In [16]:
import torch
from torch.utils.data import Dataset, DataLoader
from pathlib import Path
import numpy as np
import cv2
import torchvision.transforms as transforms

In [20]:
class ThreatDataset(Dataset):
    def __init__(self, data, loader_type='train', transforms = None):
        self.folder_names = ['carrying', 'threat', 'normal']
        self.data = data
        self.transform = transforms
    
    def __len__(self):
        return len(self.data)

    def __getitem__(self, idx):
        data = self.data[idx]
        label = self.folder_names.index(data.parent.name)
        image = cv2.imread(str(data))
        image = cv2.cvtColor(image, cv2.COLOR_BGR2RGB)
        if self.transform:
            image = self.transform(image)
        return image, label

In [13]:
import random
from pathlib import Path

def split_data(data_dir, train_size=0.8, val_size = 0.1):
    random.seed(1234)
    data = Path('data').glob('*/*')
    data = [x for x in data if x.is_file() and x.suffix != '.zip']
    random.shuffle(data)
    train_size = int(len(data) * train_size)
    val_size = int(len(data) * val_size)
    train_data = data[:train_size]
    val_data = data[train_size:train_size+val_size]
    test_data = data[train_size+val_size:]

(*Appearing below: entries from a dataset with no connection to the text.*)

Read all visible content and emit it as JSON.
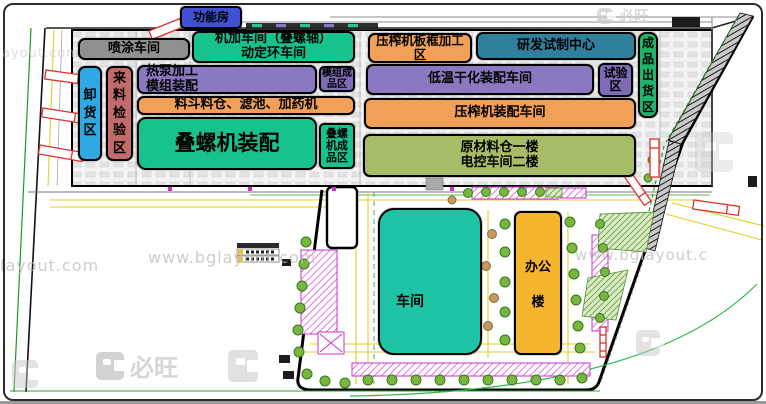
{
  "zones": {
    "function_room": {
      "label": "功能房",
      "color": "#3f51d2"
    },
    "spray_workshop": {
      "label": "喷涂车间",
      "color": "#909090"
    },
    "machining_workshop": {
      "label": "机加车间（叠螺轴）\n动定环车间",
      "color": "#17c28e"
    },
    "heat_pump_module": {
      "label": "热泵加工\n模组装配",
      "color": "#8a79c0"
    },
    "module_finished": {
      "label": "模组成\n品区",
      "color": "#7d6bb5"
    },
    "hopper_line": {
      "label": "料斗料仓、滤池、加药机",
      "color": "#f2a057"
    },
    "stacked_screw_assembly": {
      "label": "叠螺机装配",
      "color": "#17c28e"
    },
    "stacked_screw_finished": {
      "label": "叠螺\n机成\n品区",
      "color": "#17c28e"
    },
    "unloading_area": {
      "label": "卸货区",
      "color": "#2fa9e1"
    },
    "incoming_inspection": {
      "label": "来料检验区",
      "color": "#c36a6a"
    },
    "press_plate_frame": {
      "label": "压榨机板框加工\n区",
      "color": "#f2a057"
    },
    "rd_pilot_center": {
      "label": "研发试制中心",
      "color": "#2f7f9d"
    },
    "low_temp_drying": {
      "label": "低温干化装配车间",
      "color": "#8a79c0"
    },
    "test_area": {
      "label": "试验\n区",
      "color": "#7d6bb5"
    },
    "press_assembly": {
      "label": "压榨机装配车间",
      "color": "#f2a057"
    },
    "raw_material_warehouse": {
      "label": "原材料仓一楼\n电控车间二楼",
      "color": "#a6bc66"
    },
    "finished_shipping": {
      "label": "成品出货区",
      "color": "#22b26a"
    },
    "workshop_south": {
      "label": "车间",
      "color": "#1ec4a5"
    },
    "office_building": {
      "top": "办公",
      "bottom": "楼",
      "color": "#f6b52e"
    }
  },
  "watermarks": {
    "url_full": "www.bglayout.com",
    "url_left": "layout.com",
    "url_top_left": "ayout.com",
    "url_right": "www.bglayout.c",
    "brand": "必旺"
  }
}
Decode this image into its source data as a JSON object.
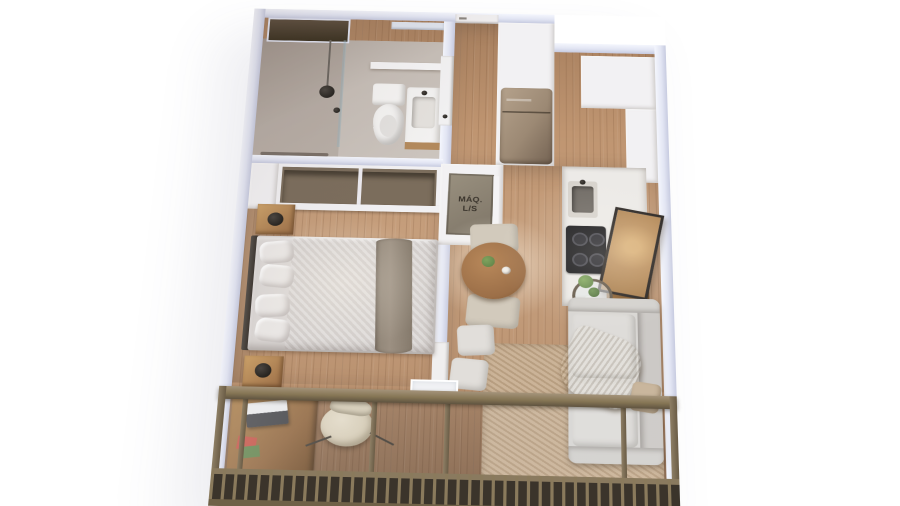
{
  "meta": {
    "view": "3d-isometric-floorplan-render",
    "unit_type": "studio-apartment-with-balcony"
  },
  "labels": {
    "laundry_closet": {
      "line1": "MÁQ.",
      "line2": "L/S"
    }
  },
  "palette": {
    "wall_cut": "#e2e5f3",
    "wood_floor": "#bf9571",
    "deck": "#aa8160",
    "tile": "#c6beb7",
    "white_furn": "#f2f1f3",
    "railing": "#867655",
    "railing_dark": "#3b342b",
    "fridge": "#9c8974",
    "cooktop": "#17171a",
    "sofa": "#d8d6d3",
    "throw": "#c8b28c",
    "rug": "#c5ac8f",
    "duvet": "#dcd8d6",
    "runner": "#9c9082",
    "pillow": "#ebe8e6",
    "closet_bg": "#7b6d5c",
    "table_wood": "#9c6f48",
    "chair": "#d2cabc",
    "art_frame": "#2a2522",
    "art_canvas": "#bd9261",
    "plant": "#5c7f46",
    "desk_wood": "#8d6138",
    "laptop": "#3c3c40",
    "lamp_black": "#171511",
    "vanity_wood": "#b2895c",
    "slab": "#d6d5dc"
  },
  "icons": {
    "shower": "shower-head-icon",
    "toilet": "toilet-icon",
    "sink": "sink-icon",
    "cooktop": "cooktop-burners-icon",
    "plant": "plant-icon"
  }
}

    return train_data, val_data, test_data


train_data, val_data, test_data = split_data('data')

In [21]:
train_transforms = transforms.Compose([
    transforms.ToPILImage(),
    transforms.Resize((224, 224)),
    transforms.RandomHorizontalFlip(),
    transforms.RandomRotation(10),
    transforms.ToTensor(),
    transforms.Normalize([0.485, 0.456, 0.406], [0.229, 0.224, 0.225])
])

val_transforms = transforms.Compose([
    transforms.ToPILImage(),
    transforms.Resize((224, 224)),
    transforms.ToTensor(),
    transforms.Normalize([0.485, 0.456, 0.406], [0.229, 0.224, 0.225])
])

test_transforms = transforms.Compose([
    transforms.ToPILImage(),
    transforms.Resize((224, 224)),
    transforms.ToTensor(),
    transforms.Normalize([0.485, 0.456, 0.406], [0.229, 0.224, 0.225])
])

transforms = {
    'train': train_transforms,
    'val': val_transforms,
    'test': test_transforms
}

train_dataset = ThreatDataset(train_data, loader_type="train", transforms=train_transforms)
train_loader = DataLoader(train_dataset, batch_size=32, shuffle=True)

In [32]:
from scripts import dataloader

train_loader, val_loader, test_loader = dataloader.get_loaders()

In [33]:
x, y = iter(train_loader).next()
y

tensor([2, 1, 0, 0, 0, 2, 1, 1, 0, 1, 0, 1, 2, 1, 2, 1, 2, 0, 1, 1, 0, 0, 0, 2,
        0, 0, 1, 0, 1, 1, 1, 2])